Final Update I opted to try AhoCorsick and Rabin-Karp, due to simplicity of implementation. Because I have variable length patterns I used a modified Rabin-Karp that hashes the first n characters of each pattern, where n is the length of the smallest pattern, N was then the length of my rolling substring search window. For the Aho Corsick I used this
In my test i searched for 1000 patterns in two documents news paper articles, averaged across 1000 iterations etc... Normalised times to complete were:
AhoCorsick: 1
RabinKarp: 1.8
Naive Search (check each pattern & use string.contains): 50
*Some resources describing the algos mentioned in the answers below:
http://www.seas.gwu.edu/~simhaweb/cs151/lectures/module5/module5.html
http://www.cs.princeton.edu/courses/archive/spr09/cos226/lectures/18SubstringSearch-2x2.pdf
http://www-igm.univ-mlv.fr/~lecroq/string/index.html*
Solution 1:
Read up on the Aho-Corasick algorithm and the Rabin-Karp algorithm.
If the input is not too large, you don't want to repeat the search many times and you do not have many patterns, it might be a good idea to use a single pattern algorithm several times. The Wikipedia article on search algorithms gives many algorithms with running and preprocessing times.
Implementations:
- https://hkn.eecs.berkeley.edu/~dyoo/java/index.html
- http://algs4.cs.princeton.edu/53substring/RabinKarp.java.html
- https://github.com/hankcs/AhoCorasickDoubleArrayTrie
- https://github.com/RokLenarcic/AhoCorasick
- https://github.com/robert-bor/aho-corasick
Presentations:
- http://www.slideshare.net/taka111/ahocorasick-string-matching-algorithm-15078438
Solution 2:
Convert the set of candidate strings into a deterministic finite state automaton and then run through the input string in linear time. Converting a single string into a DFS is well-covered in the standard books. You can convert a set of strings by first constructing a non-deterministic automaton and then determinizing it. That can create exponential blow-up in the worst case in the size of the automaton but the search afterwards is fast; especially if the target string is long and the candidates short that's going to work well.
Solution 3:
This is what regular expressions are for. As noted above, finite state automata are what you need, but that is exactly how a standard regexp-matcher is implemented.

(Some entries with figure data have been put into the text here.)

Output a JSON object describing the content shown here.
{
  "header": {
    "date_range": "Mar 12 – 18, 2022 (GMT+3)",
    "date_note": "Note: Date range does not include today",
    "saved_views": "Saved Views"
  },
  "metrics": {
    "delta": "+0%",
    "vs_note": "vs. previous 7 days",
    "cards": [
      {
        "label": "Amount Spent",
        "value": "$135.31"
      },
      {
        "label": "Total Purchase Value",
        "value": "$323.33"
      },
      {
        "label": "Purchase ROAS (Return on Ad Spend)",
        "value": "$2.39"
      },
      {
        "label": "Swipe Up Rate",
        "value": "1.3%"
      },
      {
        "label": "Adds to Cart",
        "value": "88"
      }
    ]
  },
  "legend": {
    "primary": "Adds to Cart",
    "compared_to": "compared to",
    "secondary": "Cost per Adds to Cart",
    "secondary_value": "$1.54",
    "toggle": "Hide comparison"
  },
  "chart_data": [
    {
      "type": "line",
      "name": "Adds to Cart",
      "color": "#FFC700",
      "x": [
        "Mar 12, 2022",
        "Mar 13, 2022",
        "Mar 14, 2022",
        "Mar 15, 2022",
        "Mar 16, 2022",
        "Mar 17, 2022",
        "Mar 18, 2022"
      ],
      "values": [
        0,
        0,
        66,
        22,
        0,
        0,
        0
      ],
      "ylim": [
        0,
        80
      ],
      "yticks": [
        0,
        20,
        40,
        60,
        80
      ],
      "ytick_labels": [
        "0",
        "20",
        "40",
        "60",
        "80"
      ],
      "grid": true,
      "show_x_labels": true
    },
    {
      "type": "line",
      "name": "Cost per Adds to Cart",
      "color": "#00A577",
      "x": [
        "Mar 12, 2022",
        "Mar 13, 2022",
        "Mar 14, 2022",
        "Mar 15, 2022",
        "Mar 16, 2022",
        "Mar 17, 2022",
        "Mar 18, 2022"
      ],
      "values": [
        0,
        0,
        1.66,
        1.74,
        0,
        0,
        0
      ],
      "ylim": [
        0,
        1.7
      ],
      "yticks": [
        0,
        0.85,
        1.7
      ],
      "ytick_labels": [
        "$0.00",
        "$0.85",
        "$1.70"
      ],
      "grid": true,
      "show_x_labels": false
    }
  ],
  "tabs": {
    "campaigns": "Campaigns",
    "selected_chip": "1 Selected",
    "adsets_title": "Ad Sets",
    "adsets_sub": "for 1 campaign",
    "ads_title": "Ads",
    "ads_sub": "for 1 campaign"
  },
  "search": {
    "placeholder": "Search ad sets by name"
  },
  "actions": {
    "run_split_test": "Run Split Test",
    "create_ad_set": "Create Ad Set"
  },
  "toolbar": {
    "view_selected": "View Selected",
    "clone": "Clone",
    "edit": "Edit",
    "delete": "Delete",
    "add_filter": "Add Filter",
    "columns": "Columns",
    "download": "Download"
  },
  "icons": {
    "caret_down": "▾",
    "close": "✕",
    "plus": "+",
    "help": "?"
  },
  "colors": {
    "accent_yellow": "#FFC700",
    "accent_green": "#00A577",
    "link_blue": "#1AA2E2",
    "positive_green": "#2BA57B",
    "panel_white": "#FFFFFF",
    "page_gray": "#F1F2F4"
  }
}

In java you could write something like:
StringBuilder sb = new StringBuilder();
bool first = true;
for (String subStr : substrings) {
if (first)
first = false;
else
sb.append('|');
sb.append(escape(subStr));
}
Pattern p = Pattern.compile(sb.toString());
the method escape
should escape any characters which have special meanings in a regexp.
Solution 4:
Rabin-Karp multiple pattern search appears to be the fastest.